Sahnesini açan tiyatroların, oyunlarında oynamaya devam eden oyuncuların elbette kahraman olma gibi bir dertleri yok, her meslek gibi mesleklerini icra ediyorlar. Tiyatroların kapalı mı açık mı olduğu karmaşasına takılmadan, yeri geldiğinde 5 – 10 izleyiciye oynayarak. Dijital gösterimler üzerinde fazla durmanın bir anlamı yok. Bu, tiyatrolar kısmen ayakta olsun diye yapılan bir proje ve tiyatro değil, olamaz da! Yapılan işlerin mesleki niteliği, sanatsal estetiği, içerik ve teknik zenginlikleri elbette tartışılmaya açıktır. Ne bekleniliyor ki zaten… Bir sene öncesine kadar tek kamera ve düşük çözünürlükle arşivlerinde saklı kalması için çekilen prömiyer kaydı videoların bir sene sonra dahiyane bir proje fikri yaratacağını mı? Değil üç kamera on kamera ile de çekilse tiyatronun kurduğu canlı kanlı illüzyonu kuramaz… Kuramıyor da.

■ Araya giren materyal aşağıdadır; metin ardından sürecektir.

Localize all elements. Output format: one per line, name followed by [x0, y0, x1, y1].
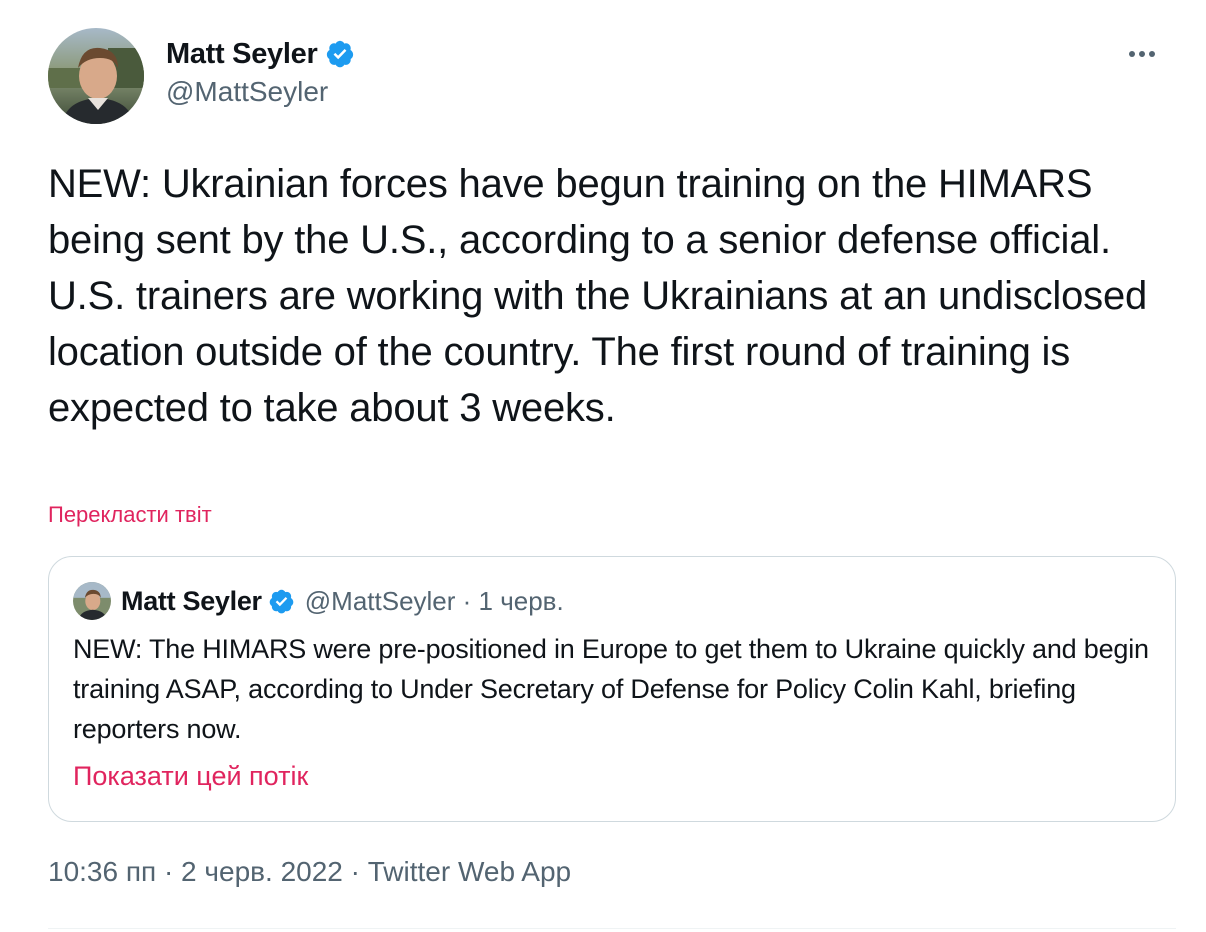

Hamaset edebiyatını bir kenara bırakıp gerçekçi konuşalım, her şeye rağmen işini bir bütün olarak her yönüyle özenle yapmaya çalışan, yeni metinler yaratan, çeviren, yöneten, oynayan, besteleyen, vs. en özgün haliyle farklı yollar kullanarak bir şekilde seyirciye ulaşma derdinde olan tiyatrolar, tiyatrocular küsmeyip de ne yapsınlar? İşte bu noktada şu soru sarmalına takılıp çıkamıyoruz, çıkmaya çalıştıkça daha çok dolanıyoruz; bu destekle tiyatrolar ve sanat emekçileri hayatlarını mı idame etsinler, tiyatrolarını mı ayakta tutsunlar yoksa özgün, farklı, yeni, çağdaş yorumlarla hazırlanmış oyunlar mı yapsınlar? Yaptıkları oyunların değerinin karşılığını da hem maddi hem de manevi olarak alamayınca bir girdabın içine giriliyor haliyle. Bu çalışmalar için herhangi somut bir adım atıl(a)madığı için kendi imkânlarıyla varolma savaşı veriyorlar. Galip çıkanı göremedik ama ağır yara alanını, kepengini tamamen kapatanını, işsizler kervanına katılanını, intihar edenini iyi biliriz ve şahidiz.

Her şeye rağmen anadilini konuşması yasak olan tiyatroların pek çoğu işini “popüler tiyatrolar” kadar iyi yapmaya gayret ediyor hâlâ! Her ne kadar “sermaye” bu tiyatrolara “burada bizim dilimizi konuşacaksınız, diğer türlü anlaşılmazsınız” dayatması yapsa da cesurca kendi dillerini konuşmaya çalışıyorlar. Yazıyorlar, çeviriyorlar, oynuyorlar, üretiyorlar… Bu dil ayrımı neden? Aynı dili konuşmanın şartı nedir? Seyirci ise, şuan hangi oyuna kaç izleyici geliyor? Dijital tiyatro gösterimlerini kaç seyirci takip ediyor? Vergi yükümlülüğü ise, herkes aynı vergiyi farklı gelir / gider bilançosu ile veriyor, prodüksiyonsa herkes kendi imkanına göre ve oyunun yorumuna, işlevine göre prodüksiyon yapıyor, ünlü bir isim oynatmaksa yeri geldiğinde ülkenin en önemli isimleri bu tiyatrolarda çeşitli görevlerde bulunabiliyor.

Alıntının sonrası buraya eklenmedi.